Foreign Devils on the Silk Road by Peter Hopkirk

I did love this book.


It had adventure, espionage, politics and vivid depictions of one of the most inhospitable places on earth. Chinese Turkestan is somewhere no one much talks about these days. It is at the edge of everywhere; but that means it is also a place where various regions meet and mix. There have been waves of various people: Romans, Greeks, Indians, Mongols, Han Chinese, Russians, and all of these cultures have fought and sometimes, more excitingly, borrowed from each other and developed something new. It is also an area of extremes: the lowest place on earth (somewhere between the Gobi and Takla Makan deserts) are skirted by the highest mountains, and the summers are intensely hot, the winters intensely cold. There is no rain. It is the area of the world farthest away from any sea.

Into this place, at the very end of the nineteenth century and the beginning of the twentieth, came a series of explorers. They were representatives of their empires, and apart from making important archeological discoveries they were also surveying and, it is suspected, spying.

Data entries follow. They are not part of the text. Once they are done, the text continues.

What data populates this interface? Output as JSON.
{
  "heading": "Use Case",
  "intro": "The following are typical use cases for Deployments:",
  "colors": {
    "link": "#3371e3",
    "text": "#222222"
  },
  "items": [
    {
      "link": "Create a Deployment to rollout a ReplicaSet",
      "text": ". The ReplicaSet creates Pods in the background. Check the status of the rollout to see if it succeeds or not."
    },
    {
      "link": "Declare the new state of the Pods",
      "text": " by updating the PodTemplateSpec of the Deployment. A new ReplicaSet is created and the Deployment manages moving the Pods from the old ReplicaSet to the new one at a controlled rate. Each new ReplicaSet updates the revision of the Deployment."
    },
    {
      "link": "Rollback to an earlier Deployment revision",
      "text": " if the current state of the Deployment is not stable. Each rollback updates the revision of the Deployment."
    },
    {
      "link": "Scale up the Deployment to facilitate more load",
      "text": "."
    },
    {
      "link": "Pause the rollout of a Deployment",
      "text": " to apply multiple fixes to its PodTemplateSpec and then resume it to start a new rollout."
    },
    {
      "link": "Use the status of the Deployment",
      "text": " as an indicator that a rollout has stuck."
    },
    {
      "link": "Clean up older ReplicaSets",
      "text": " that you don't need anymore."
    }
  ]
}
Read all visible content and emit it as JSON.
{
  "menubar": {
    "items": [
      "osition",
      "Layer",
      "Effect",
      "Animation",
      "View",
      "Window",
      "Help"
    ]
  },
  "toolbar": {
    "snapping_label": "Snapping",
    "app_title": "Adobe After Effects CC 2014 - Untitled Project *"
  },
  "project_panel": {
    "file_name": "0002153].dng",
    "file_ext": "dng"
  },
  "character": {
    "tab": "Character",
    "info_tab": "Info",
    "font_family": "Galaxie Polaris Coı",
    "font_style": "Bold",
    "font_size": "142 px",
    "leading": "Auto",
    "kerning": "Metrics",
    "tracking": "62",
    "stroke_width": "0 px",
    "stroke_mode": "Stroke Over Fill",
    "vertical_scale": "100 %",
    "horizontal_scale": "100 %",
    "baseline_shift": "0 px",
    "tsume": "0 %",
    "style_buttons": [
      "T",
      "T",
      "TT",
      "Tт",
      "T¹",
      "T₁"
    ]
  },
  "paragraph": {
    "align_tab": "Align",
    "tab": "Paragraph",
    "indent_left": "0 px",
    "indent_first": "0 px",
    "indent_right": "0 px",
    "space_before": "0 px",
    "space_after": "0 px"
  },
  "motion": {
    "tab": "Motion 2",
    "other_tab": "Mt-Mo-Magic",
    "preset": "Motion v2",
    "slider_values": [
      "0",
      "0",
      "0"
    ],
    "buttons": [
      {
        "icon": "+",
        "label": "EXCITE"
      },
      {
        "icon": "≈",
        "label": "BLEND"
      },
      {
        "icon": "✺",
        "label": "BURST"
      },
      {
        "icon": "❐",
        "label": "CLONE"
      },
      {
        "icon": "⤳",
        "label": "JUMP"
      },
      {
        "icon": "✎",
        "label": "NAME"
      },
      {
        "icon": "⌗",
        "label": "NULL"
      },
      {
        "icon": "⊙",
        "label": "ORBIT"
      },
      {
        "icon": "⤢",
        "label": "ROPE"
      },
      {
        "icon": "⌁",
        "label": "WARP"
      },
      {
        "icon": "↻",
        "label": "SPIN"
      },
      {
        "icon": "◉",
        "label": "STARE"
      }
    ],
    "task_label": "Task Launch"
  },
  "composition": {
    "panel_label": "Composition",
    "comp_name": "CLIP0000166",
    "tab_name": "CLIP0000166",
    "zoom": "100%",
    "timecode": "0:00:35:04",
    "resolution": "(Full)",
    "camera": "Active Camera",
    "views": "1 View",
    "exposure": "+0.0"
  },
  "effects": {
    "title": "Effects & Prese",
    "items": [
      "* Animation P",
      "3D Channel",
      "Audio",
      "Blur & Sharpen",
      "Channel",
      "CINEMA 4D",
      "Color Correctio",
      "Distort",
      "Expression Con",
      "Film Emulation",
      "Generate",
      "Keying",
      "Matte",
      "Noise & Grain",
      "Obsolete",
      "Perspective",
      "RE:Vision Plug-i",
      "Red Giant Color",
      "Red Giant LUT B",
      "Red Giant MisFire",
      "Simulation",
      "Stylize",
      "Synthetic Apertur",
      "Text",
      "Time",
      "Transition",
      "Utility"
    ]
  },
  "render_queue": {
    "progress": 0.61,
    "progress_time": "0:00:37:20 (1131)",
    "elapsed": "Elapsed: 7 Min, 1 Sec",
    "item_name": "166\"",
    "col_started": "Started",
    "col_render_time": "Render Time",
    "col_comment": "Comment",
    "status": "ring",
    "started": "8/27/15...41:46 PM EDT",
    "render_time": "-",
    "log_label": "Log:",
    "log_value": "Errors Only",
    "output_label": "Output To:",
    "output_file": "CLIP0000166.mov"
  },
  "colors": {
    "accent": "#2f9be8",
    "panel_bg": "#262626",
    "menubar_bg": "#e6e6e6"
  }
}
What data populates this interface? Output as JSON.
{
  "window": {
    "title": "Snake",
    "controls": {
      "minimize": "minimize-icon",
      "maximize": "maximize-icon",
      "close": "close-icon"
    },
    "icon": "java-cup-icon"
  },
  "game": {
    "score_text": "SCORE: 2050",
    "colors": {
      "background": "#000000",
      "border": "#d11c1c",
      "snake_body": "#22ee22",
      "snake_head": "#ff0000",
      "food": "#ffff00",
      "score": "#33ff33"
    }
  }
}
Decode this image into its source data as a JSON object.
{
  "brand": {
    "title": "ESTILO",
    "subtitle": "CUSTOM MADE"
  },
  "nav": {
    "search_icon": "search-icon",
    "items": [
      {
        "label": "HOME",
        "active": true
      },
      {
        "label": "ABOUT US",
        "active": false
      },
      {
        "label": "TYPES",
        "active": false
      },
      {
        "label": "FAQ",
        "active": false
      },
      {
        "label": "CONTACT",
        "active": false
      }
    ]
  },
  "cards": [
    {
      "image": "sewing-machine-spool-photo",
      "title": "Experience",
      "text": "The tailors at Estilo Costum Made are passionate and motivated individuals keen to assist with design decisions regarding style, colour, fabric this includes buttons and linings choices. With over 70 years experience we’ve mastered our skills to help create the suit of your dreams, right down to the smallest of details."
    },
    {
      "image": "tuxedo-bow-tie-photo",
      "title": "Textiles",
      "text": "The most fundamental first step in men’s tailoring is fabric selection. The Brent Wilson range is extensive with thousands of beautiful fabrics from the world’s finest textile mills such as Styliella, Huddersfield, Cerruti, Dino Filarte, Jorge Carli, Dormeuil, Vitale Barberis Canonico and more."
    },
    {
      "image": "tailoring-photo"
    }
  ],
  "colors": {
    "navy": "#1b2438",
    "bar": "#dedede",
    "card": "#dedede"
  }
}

Some of them, like Sir Aurel Stein and Albert von Le Coq concentrated on extracting artifacts and taking them back for collections in their own countries; others, like Albert Grunwedel, frowned upon this and tried to concentrate on making records and preserving what was there. It was called 'The Great Game' as they all competed to discover first what was there. Along the way was trickery, mystery and the basis of many a real Indiana Jones story.

Peter Hopkirk is an excellent story-teller, holding just enough back in order to reveal it later. It makes engrossing reading and I learnt a lot about the history of this place - both ancient and more modern, and made me eager to learn yet more. So now I am about to embark on another book: Nick Middleton's Extremes along the Silk Road.


It is a book I bought about six years ago now in the Cheltenham Literary Festival. So I'm glad to have the chance, at last, to read it.
Link

2 Comments:

Anonymous marly youmans said...

You make it sound enticing, Clare--and the Silk Road is always an appealing subject, isn't it, so colorful and dramatic.

Wed Jun 15, 10:27:00 pm  
Blogger Clare Dudman said...

I sometimes worry that I like too many things too much...or that people think that I do. It's just that when I do come across stuff that I don't think much of I just don't say anything...but this book is great (and actually the one I'm reading is too..dammit).